This column comes to you from the beautiful and tranquil Lake District after a not so beautiful 11 hours in the car (we detoured via Durham) getting here this weekend. The kids coped admirably, even the baby who has recently developed a very loud aversion to his car seat. To my surprise, neither of the big two slept throughout the journey but were pacified with Super Mario Brothers on DS, the soundtrack of various Disney films provided by the magic of bluetooth and a steady supply of snacks. It got me thinking about what a good option technology can be in one’s parenting tool belt and about the importance of balance.

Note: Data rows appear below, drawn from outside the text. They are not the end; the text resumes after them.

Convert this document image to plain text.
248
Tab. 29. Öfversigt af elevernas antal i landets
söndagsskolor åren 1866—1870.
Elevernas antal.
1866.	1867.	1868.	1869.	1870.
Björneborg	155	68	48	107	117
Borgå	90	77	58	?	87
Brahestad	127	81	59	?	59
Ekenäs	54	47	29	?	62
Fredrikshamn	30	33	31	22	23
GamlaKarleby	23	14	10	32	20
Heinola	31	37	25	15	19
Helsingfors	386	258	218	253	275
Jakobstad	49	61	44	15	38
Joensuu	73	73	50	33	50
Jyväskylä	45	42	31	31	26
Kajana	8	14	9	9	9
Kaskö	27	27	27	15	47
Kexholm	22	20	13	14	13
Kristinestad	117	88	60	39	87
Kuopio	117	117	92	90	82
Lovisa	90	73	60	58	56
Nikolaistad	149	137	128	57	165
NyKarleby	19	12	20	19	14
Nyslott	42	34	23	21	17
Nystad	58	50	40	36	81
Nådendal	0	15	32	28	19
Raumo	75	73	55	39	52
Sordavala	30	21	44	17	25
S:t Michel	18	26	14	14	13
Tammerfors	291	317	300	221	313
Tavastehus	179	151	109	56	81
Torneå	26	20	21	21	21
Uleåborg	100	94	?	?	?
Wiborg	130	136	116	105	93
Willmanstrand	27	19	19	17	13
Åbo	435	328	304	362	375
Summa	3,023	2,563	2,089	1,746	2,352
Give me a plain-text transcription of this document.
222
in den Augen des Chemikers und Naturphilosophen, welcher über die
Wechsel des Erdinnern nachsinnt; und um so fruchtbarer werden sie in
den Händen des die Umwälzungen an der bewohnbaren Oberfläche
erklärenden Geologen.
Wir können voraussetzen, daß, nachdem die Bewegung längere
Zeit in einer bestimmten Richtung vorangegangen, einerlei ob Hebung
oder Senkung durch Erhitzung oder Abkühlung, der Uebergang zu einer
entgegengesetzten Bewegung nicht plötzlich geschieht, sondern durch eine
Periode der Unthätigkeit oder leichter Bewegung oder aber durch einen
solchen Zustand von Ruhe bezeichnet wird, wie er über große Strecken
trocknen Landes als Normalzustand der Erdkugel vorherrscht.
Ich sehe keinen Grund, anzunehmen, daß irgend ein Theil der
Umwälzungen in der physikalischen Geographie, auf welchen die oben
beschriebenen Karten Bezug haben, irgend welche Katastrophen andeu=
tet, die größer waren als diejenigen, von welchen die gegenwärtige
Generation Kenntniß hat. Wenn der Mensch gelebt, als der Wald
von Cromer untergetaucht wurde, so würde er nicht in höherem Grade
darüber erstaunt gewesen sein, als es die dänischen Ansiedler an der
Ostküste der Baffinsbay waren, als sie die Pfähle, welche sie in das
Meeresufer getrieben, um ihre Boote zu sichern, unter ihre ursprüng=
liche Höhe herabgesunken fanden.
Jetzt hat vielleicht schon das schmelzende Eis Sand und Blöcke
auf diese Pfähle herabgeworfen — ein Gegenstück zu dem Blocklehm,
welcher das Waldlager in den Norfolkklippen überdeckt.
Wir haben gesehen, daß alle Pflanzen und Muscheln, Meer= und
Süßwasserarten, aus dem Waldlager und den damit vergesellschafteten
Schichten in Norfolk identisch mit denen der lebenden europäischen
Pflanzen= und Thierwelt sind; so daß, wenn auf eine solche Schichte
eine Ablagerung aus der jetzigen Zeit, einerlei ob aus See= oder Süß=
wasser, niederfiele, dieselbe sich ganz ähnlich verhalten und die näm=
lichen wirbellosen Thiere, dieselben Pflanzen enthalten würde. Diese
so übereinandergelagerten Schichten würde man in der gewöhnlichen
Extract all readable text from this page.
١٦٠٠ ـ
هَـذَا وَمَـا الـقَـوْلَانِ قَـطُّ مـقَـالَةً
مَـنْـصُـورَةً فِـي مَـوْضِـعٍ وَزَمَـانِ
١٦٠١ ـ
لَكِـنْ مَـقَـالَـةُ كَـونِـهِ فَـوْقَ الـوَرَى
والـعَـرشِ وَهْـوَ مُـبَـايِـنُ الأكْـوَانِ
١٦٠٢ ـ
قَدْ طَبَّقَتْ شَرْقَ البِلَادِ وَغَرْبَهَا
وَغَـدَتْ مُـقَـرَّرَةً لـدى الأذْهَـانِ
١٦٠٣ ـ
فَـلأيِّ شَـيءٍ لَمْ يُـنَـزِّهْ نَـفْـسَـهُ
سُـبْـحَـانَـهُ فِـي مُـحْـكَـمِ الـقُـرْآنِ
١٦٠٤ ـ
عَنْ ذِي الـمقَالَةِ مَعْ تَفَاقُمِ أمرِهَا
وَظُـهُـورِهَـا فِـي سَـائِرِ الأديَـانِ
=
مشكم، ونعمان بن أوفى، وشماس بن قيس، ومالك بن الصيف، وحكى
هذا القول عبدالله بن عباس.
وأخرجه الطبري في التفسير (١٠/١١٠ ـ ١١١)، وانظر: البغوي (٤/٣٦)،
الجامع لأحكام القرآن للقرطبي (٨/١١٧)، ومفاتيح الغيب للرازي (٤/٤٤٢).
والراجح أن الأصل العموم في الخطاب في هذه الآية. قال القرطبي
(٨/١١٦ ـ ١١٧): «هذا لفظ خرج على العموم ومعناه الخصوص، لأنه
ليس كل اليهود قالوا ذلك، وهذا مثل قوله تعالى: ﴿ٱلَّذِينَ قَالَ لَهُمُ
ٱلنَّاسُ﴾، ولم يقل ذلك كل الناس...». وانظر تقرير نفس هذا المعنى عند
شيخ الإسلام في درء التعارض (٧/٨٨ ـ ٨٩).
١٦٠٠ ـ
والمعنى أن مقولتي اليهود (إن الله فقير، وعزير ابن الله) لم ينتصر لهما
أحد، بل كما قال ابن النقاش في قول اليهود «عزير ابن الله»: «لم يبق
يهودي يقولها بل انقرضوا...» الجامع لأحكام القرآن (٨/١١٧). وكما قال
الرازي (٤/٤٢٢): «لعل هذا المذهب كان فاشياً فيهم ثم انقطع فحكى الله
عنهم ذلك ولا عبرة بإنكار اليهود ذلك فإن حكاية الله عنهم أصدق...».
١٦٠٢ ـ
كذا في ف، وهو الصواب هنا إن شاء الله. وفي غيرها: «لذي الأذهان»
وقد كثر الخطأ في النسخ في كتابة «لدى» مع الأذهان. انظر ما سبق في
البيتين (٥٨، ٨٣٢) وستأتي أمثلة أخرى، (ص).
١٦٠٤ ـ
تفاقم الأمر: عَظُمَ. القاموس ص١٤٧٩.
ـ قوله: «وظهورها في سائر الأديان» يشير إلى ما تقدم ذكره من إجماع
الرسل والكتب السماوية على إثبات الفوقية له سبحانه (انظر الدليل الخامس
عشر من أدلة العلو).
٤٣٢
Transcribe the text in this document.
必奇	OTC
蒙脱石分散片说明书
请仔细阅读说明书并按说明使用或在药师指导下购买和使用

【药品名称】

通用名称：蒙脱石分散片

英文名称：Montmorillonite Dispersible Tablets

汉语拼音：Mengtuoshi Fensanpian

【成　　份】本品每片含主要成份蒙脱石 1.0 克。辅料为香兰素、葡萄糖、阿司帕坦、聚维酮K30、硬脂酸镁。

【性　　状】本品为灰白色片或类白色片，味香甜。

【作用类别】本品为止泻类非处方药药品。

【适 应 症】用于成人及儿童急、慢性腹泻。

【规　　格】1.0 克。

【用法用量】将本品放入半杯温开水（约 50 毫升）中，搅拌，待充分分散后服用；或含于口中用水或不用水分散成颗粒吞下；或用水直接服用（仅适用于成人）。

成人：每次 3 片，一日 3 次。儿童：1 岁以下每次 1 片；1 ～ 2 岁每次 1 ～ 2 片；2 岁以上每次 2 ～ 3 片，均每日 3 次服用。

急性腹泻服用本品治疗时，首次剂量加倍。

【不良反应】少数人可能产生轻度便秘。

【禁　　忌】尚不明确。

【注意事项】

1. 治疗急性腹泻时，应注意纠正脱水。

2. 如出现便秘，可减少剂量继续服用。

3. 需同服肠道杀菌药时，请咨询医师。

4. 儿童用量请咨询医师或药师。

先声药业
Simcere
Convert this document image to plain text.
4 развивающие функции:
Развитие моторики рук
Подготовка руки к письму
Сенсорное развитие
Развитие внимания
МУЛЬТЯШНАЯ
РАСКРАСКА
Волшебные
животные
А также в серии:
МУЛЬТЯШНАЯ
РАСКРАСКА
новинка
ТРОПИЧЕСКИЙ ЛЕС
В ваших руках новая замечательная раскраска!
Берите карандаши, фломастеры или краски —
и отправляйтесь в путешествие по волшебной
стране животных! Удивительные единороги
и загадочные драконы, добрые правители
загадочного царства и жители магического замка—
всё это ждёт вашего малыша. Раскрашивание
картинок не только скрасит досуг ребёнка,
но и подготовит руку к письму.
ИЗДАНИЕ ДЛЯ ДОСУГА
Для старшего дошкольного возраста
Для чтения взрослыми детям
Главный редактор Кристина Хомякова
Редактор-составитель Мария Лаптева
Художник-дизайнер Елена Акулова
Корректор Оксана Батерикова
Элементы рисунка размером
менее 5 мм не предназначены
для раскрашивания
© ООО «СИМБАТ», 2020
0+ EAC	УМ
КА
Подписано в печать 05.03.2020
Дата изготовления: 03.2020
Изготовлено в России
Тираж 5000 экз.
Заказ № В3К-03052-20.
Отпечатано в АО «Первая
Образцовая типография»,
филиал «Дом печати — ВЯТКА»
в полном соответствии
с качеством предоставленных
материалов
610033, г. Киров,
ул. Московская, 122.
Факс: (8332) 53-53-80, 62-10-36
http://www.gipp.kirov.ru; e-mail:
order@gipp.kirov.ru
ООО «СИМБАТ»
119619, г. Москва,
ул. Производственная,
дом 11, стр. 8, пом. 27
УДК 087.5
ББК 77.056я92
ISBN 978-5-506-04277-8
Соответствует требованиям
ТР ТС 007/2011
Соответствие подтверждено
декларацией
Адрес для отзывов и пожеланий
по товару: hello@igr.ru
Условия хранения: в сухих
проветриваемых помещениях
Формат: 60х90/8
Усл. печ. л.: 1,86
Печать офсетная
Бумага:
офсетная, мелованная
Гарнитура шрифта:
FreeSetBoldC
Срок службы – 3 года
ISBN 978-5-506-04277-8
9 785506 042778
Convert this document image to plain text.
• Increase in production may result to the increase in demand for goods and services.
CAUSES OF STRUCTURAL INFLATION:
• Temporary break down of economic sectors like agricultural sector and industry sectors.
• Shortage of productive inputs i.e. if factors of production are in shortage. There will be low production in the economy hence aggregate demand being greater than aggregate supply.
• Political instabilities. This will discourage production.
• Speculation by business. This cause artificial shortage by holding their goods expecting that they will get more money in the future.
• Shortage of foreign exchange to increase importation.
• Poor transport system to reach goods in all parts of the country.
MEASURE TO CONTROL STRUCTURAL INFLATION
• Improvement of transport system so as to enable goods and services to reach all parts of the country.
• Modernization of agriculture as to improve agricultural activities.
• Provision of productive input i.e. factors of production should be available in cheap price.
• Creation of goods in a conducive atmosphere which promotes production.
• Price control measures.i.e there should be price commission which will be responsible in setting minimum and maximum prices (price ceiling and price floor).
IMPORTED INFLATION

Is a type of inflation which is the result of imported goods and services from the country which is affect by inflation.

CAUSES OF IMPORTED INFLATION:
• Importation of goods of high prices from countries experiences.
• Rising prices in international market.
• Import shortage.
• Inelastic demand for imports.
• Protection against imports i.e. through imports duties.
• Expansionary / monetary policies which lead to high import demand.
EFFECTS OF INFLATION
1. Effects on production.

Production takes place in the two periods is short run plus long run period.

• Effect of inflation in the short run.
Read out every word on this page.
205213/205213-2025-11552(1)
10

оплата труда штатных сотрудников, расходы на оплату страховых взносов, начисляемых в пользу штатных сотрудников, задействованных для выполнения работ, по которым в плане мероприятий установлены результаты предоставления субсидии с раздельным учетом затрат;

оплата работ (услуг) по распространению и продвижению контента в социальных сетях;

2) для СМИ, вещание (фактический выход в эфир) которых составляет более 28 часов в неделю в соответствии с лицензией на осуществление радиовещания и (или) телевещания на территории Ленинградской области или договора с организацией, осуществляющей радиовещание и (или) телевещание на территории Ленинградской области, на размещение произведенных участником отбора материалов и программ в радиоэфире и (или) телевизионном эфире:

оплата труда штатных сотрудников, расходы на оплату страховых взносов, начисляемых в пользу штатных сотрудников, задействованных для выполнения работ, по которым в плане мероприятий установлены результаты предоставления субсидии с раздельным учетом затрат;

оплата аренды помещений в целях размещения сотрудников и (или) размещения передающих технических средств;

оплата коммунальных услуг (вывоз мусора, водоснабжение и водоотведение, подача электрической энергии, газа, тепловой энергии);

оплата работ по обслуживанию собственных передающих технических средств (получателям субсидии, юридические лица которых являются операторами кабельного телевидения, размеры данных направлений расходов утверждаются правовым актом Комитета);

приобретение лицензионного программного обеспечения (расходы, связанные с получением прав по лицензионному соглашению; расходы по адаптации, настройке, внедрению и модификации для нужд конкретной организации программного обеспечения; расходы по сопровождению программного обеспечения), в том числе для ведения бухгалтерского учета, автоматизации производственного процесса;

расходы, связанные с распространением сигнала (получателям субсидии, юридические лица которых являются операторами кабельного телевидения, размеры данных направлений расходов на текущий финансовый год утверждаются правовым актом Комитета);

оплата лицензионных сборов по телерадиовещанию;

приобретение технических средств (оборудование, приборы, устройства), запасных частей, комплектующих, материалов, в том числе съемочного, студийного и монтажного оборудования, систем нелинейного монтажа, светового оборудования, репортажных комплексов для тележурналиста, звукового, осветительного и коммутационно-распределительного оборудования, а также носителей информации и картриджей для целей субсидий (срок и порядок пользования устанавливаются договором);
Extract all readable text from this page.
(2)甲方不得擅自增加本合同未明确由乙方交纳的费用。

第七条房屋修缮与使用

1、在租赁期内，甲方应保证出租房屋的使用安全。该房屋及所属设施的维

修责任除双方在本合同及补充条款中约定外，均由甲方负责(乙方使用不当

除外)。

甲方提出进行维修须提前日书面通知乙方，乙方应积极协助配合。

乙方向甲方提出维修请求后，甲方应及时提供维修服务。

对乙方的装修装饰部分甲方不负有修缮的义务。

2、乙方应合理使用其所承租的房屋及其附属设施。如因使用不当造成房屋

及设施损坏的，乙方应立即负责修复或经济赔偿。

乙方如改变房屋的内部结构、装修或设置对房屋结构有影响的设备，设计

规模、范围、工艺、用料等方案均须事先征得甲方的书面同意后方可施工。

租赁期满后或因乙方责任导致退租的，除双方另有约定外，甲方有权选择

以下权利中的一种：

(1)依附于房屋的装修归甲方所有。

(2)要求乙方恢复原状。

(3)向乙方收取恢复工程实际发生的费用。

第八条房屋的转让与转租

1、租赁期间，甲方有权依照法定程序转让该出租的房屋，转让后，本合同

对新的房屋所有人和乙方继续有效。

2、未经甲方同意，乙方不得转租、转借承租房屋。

We read so many articles, both research and opinion based on the dangers of too much technology whilst simultaneously living with our smart phones always within arms reach. I suspect, as with most things in life, it’s about being balanced with our technology use. And importantly, making sure we apply balance and any limits to ourselves as well as our children. Although too much screen time undoubtedly affects children negatively more than adults, it surely does affect adults too, just in different ways. My pet hate is people using their phones excessively when we’re hanging out socially and I have been guilty myself on many occasions of brushing off the kids requests for attention because I’m busy checking facebook or replying to an email.
So I’ve decided (again-this is a fairly regular resolution!) to try even harder to balance my personal technology use. To leave my phone in another room, not to check my social media channels on an hourly basis, to fully engage with the children and give them my attention without my mind wondering to an item of my to-do list that I could complete with a few taps of my fingers. Hopefully if the kids see me treating technology as if it’s not the most important thing in the world, able to put it down and focus on other pursuits, they’ll be able to mirror it in their own relationship with it and will grow up with a healthy perspective on using screens.
So I’m celebrating how easy technology has made certain aspects of our lives (online grocery shopping, being able to get online even in the sticks, an amazing emerging political landscape as people can engage and mobilise quickly and with ease) but am also reclaiming the ability to turn my back on it, to fully immerse myself in reading stories with the kids, to taking a walk in the beautiful countryside and leaving my phone behind, to having a conversation without needing to ‘google’ for unknown answers. This week as we enjoy being in Wainwright’s country I will embrace the DS and portable DVD player when the weather forces us in the caravan but am very much looking forward to climbing a (little) mountain or two, visiting museums and catching up on some knitting!